Fundamental economic performance, including output and employment, is determined on the supply side. Living standards depend on labor, capital, technology, and institutions. They do not depend on green pieces of paper or bank reserves. Monetary policy can determine the dollar’s purchasing power (or inflation, its rate of change), but it cannot make us richer or poorer in the long run.

Things are a little messier in the short run, where an unexpected change in monetary policy can affect incomes and jobs. But the way to think about this is as a deviation from a (supply side) trend. There is no need to fashion an entirely new (demand side) economic reality to account for nominal disturbances. 

The key word is “unexpected.” If households and businesses make their employment and production decisions based on a 2 percent long-run inflation rate, creating new money fast enough to result in 3 percent inflation may fool them into working and making more for a while. But once markets get wise to the game, the goods-and-services bonanza ends. The only permanent impact is an even-more-depreciated dollar.

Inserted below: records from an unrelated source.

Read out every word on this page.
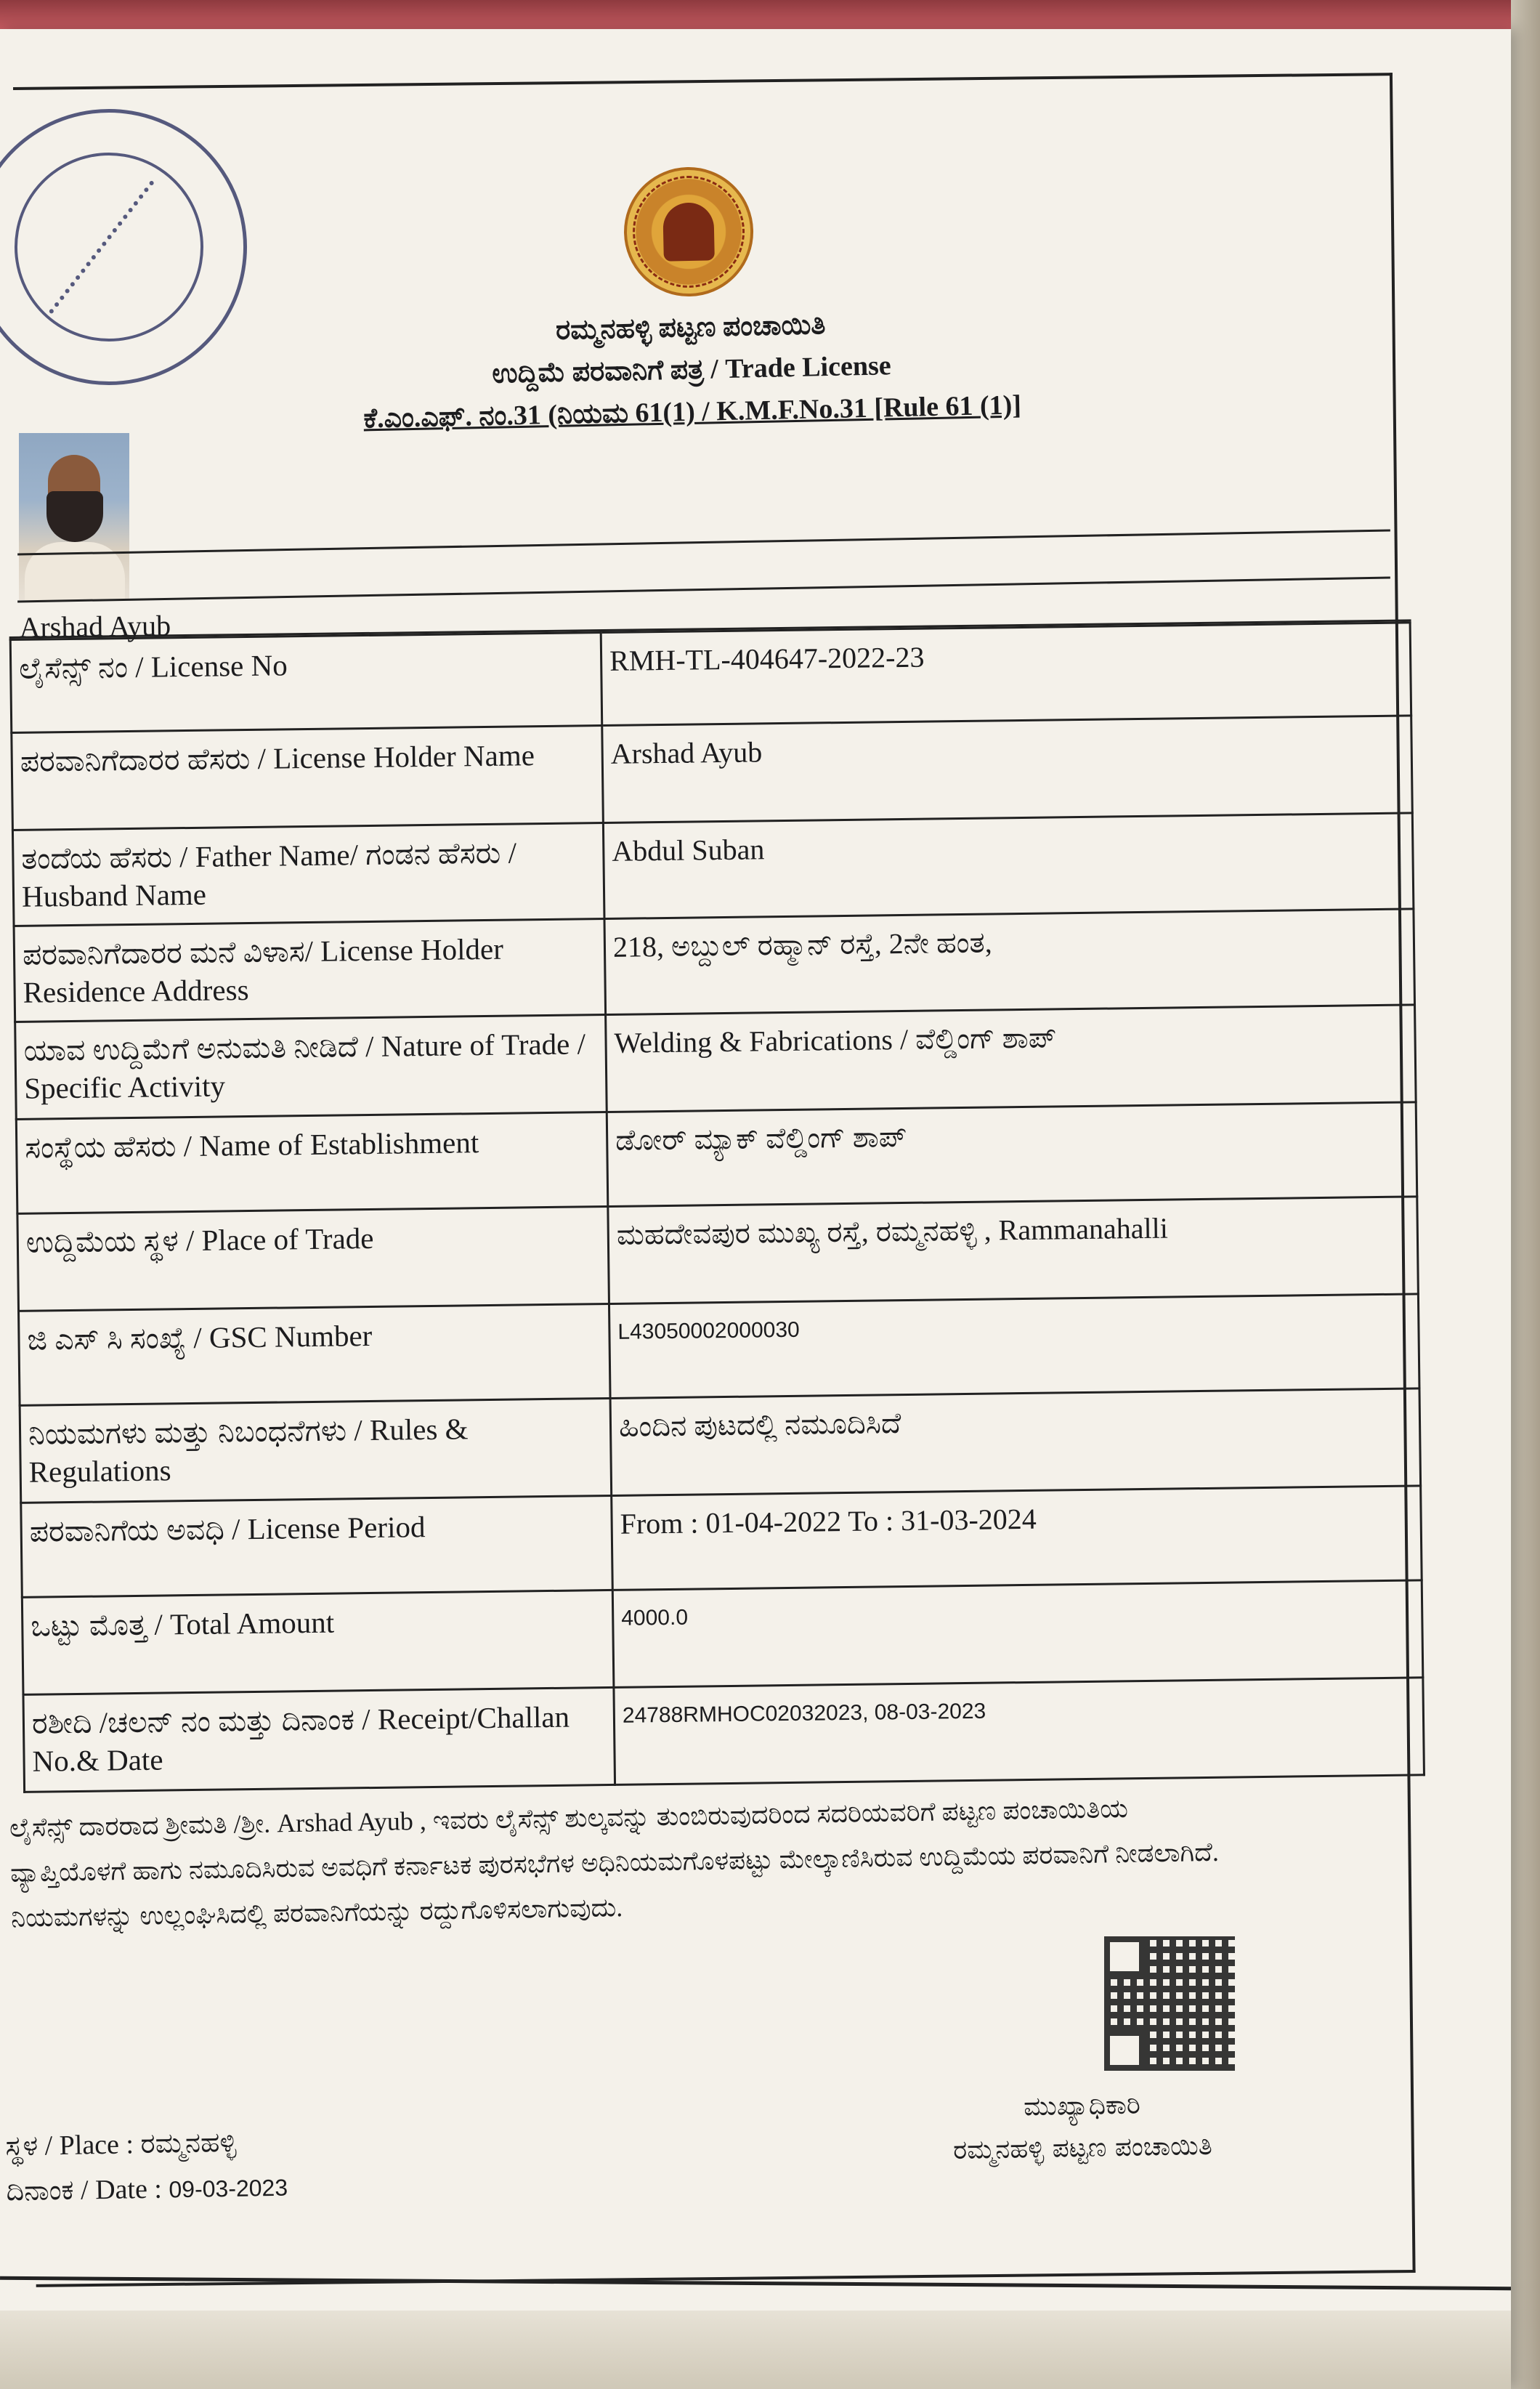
ರಮ್ಮನಹಳ್ಳಿ ಪಟ್ಟಣ ಪಂಚಾಯಿತಿ
ಉದ್ದಿಮೆ ಪರವಾನಿಗೆ ಪತ್ರ / Trade License
ಕೆ.ಎಂ.ಎಫ್. ನಂ.31 (ನಿಯಮ 61(1) / K.M.F.No.31 [Rule 61 (1)]
Arshad Ayub
ಲೈಸೆನ್ಸ್ ನಂ / License No	RMH-TL-404647-2022-23
ಪರವಾನಿಗೆದಾರರ ಹೆಸರು / License Holder Name	Arshad Ayub
ತಂದೆಯ ಹೆಸರು / Father Name/ ಗಂಡನ ಹೆಸರು / Husband Name	Abdul Suban
ಪರವಾನಿಗೆದಾರರ ಮನೆ ವಿಳಾಸ/ License Holder Residence Address	218, ಅಬ್ದುಲ್ ರಹ್ಮಾನ್ ರಸ್ತೆ, 2ನೇ ಹಂತ,
ಯಾವ ಉದ್ದಿಮೆಗೆ ಅನುಮತಿ ನೀಡಿದೆ / Nature of Trade / Specific Activity	Welding & Fabrications / ವೆಲ್ಡಿಂಗ್ ಶಾಪ್
ಸಂಸ್ಥೆಯ ಹೆಸರು / Name of Establishment	ಡೋರ್ ಮ್ಯಾಕ್ ವೆಲ್ಡಿಂಗ್ ಶಾಪ್
ಉದ್ದಿಮೆಯ ಸ್ಥಳ / Place of Trade	ಮಹದೇವಪುರ ಮುಖ್ಯ ರಸ್ತೆ, ರಮ್ಮನಹಳ್ಳಿ , Rammanahalli
ಜಿ ಎಸ್ ಸಿ ಸಂಖ್ಯೆ / GSC Number	L43050002000030
ನಿಯಮಗಳು ಮತ್ತು ನಿಬಂಧನೆಗಳು / Rules & Regulations	ಹಿಂದಿನ ಪುಟದಲ್ಲಿ ನಮೂದಿಸಿದೆ
ಪರವಾನಿಗೆಯ ಅವಧಿ / License Period	From : 01-04-2022 To : 31-03-2024
ಒಟ್ಟು ಮೊತ್ತ / Total Amount	4000.0
ರಶೀದಿ /ಚಲನ್ ನಂ ಮತ್ತು ದಿನಾಂಕ / Receipt/Challan No.& Date	24788RMHOC02032023, 08-03-2023
ಲೈಸೆನ್ಸ್ ದಾರರಾದ ಶ್ರೀಮತಿ /ಶ್ರೀ. Arshad Ayub , ಇವರು ಲೈಸೆನ್ಸ್ ಶುಲ್ಕವನ್ನು ತುಂಬಿರುವುದರಿಂದ ಸದರಿಯವರಿಗೆ ಪಟ್ಟಣ ಪಂಚಾಯಿತಿಯ ವ್ಯಾಪ್ತಿಯೊಳಗೆ ಹಾಗು ನಮೂದಿಸಿರುವ ಅವಧಿಗೆ ಕರ್ನಾಟಕ ಪುರಸಭೆಗಳ ಅಧಿನಿಯಮಗೊಳಪಟ್ಟು ಮೇಲ್ಕಾಣಿಸಿರುವ ಉದ್ದಿಮೆಯ ಪರವಾನಿಗೆ ನೀಡಲಾಗಿದೆ. ನಿಯಮಗಳನ್ನು ಉಲ್ಲಂಘಿಸಿದಲ್ಲಿ ಪರವಾನಿಗೆಯನ್ನು ರದ್ದುಗೊಳಿಸಲಾಗುವುದು.
ಮುಖ್ಯಾಧಿಕಾರಿ
ರಮ್ಮನಹಳ್ಳಿ ಪಟ್ಟಣ ಪಂಚಾಯಿತಿ
ಸ್ಥಳ / Place : ರಮ್ಮನಹಳ್ಳಿ
ದಿನಾಂಕ / Date : 09-03-2023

Policymakers can’t choose inflation-unemployment combinations like they’re picking off a menu. The real (non-inflationary effects) of monetary policy are an artifact of policy unpredictability. In fact, if policy were credible, there would be almost no real effects of monetary policy! (“Almost” because even perfectly predicted inflation could induce investment and portfolio choices, such as economizing on cash and other non-interest-bearing dollar-denominated assets, that affect the allocation of resources.)

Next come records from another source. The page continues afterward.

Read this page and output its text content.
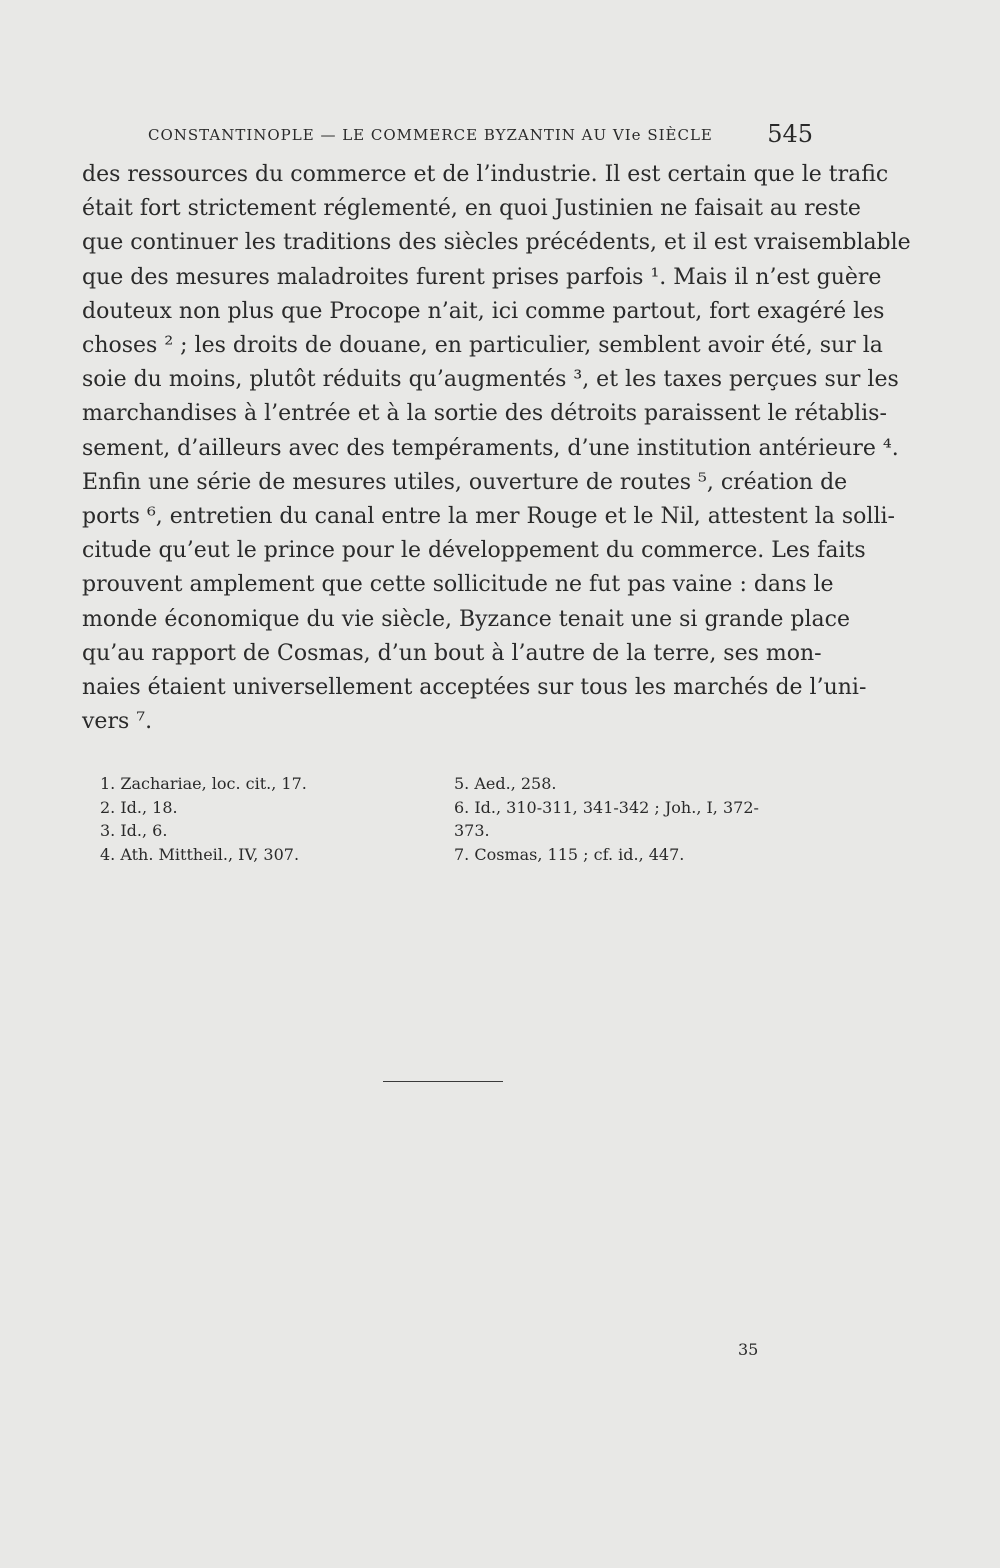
CONSTANTINOPLE — LE COMMERCE BYZANTIN AU VIe SIÈCLE 545
des ressources du commerce et de l’industrie. Il est certain que le trafic
était fort strictement réglementé, en quoi Justinien ne faisait au reste
que continuer les traditions des siècles précédents, et il est vraisemblable
que des mesures maladroites furent prises parfois ¹. Mais il n’est guère
douteux non plus que Procope n’ait, ici comme partout, fort exagéré les
choses ² ; les droits de douane, en particulier, semblent avoir été, sur la
soie du moins, plutôt réduits qu’augmentés ³, et les taxes perçues sur les
marchandises à l’entrée et à la sortie des détroits paraissent le rétablis-
sement, d’ailleurs avec des tempéraments, d’une institution antérieure ⁴.
Enfin une série de mesures utiles, ouverture de routes ⁵, création de
ports ⁶, entretien du canal entre la mer Rouge et le Nil, attestent la solli-
citude qu’eut le prince pour le développement du commerce. Les faits
prouvent amplement que cette sollicitude ne fut pas vaine : dans le
monde économique du vie siècle, Byzance tenait une si grande place
qu’au rapport de Cosmas, d’un bout à l’autre de la terre, ses mon-
naies étaient universellement acceptées sur tous les marchés de l’uni-
vers ⁷.
1. Zachariae, loc. cit., 17.
2. Id., 18.
3. Id., 6.
4. Ath. Mittheil., IV, 307.
5. Aed., 258.
6. Id., 310-311, 341-342 ; Joh., I, 372-
373.
7. Cosmas, 115 ; cf. id., 447.
35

The best thing the Fed can do to fight inflation is rigorously commit itself to price stability. It should ditch its “average” inflation target, which it adopted in August 2020. Targeting 2 percent inflation on average only works if the Fed has the credibility to follow periods of overshooting with undershooting. It doesn’t. Chairman Powell and the FOMC have no intention of delivering less-than-2-percent inflation to offset nearly two years of higher-than-2-percent inflation. Instead, they will allow the price level to remain permanently elevated. Without a symmetric response to deviations from the target, the Fed’s so-called average inflation target will not produce 2 percent inflation on average. Instead, it will tend to produce inflation that exceeds 2 percent. That’s a far cry from price stability.